Albert Manfredi wrote:
> "Andy Furniss" wrote:
>> David Tiktin wrote:
>>> If you have a capture, could you tell us what the Ethernet address of
>>> the frame containing the IP multicast packet is? Given the other
>>> comments in this thread, I'm just curious ;-)

>> Here's one, dst mac is not mac of capture PC, src is mac of sender.
>> 00:c0:95:e2:57:04 > 01:00:5e:7f:00:01, ethertype IPv4 (0x0800), length
>> 1358: IP > UDP, length: 1316

> Not sure what you're saying, Andy. The destination MAC address is not
> supposed to be the MAC address of the destination PC, in this multicast
> case. It is instead supposed to be a MAC address derived from the IP
> address, following the algorithm in RFC 1112.
> I believe 01:00:5e:7f:00:01 *is* that MAC address.

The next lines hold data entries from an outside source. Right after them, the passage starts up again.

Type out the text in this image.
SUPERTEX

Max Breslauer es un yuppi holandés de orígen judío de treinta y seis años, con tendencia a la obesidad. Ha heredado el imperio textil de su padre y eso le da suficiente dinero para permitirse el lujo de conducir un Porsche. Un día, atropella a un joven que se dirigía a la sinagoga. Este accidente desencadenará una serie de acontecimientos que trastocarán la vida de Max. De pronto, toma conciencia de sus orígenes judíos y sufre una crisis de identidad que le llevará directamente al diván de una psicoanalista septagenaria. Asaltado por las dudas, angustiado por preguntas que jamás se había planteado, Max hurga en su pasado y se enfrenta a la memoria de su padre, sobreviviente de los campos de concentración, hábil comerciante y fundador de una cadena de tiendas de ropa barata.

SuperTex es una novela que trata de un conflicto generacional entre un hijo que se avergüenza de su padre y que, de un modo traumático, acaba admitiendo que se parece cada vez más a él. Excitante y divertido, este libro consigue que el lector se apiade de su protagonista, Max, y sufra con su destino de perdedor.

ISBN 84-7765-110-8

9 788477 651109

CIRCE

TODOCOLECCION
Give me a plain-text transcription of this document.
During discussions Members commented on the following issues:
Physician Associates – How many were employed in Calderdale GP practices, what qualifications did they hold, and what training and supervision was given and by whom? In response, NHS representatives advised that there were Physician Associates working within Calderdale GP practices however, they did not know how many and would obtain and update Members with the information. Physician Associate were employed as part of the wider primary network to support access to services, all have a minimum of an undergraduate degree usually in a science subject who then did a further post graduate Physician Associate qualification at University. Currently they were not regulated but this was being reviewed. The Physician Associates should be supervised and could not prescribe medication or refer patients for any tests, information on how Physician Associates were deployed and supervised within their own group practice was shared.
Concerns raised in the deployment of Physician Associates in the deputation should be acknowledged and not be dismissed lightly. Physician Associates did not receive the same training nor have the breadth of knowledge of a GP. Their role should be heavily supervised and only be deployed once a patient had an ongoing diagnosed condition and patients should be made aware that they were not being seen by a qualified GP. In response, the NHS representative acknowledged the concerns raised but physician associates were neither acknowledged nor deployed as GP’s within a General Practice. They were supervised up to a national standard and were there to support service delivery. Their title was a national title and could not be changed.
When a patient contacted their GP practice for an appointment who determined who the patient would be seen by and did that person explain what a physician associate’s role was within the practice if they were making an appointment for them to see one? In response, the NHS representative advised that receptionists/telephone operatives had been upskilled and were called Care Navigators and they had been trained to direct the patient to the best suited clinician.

RFC 1112, Section 6.4
> states:
> An IP host group address is mapped to an Ethernet multicast address
> by placing the low-order 23-bits of the IP address into the low-order
> 23 bits of the Ethernet multicast address 01-00-5E-00-00-00 (hex).
> Because there are 28 significant bits in an IP host group address,
> more than one host group address may map to the same Ethernet
> multicast address.
> The source MAC is supposed to be the MAC of the sender or of the router,
> depending if the sender and the receiver are in th same IP subnet or in
> different IP subnets.
> RFC 1112 instructs computers wanting to receive IP multicasts that they
> have to add an extension to their Ethernet modules to filter these new
> MAC addresses. It also discusses other Link Layers.
> Bert

Yea - I wasn't really trying to say anything - just making it clear that
the dst mac was not the mac of my PC because I know that and others
reading may not have known that/how multicast on eth works.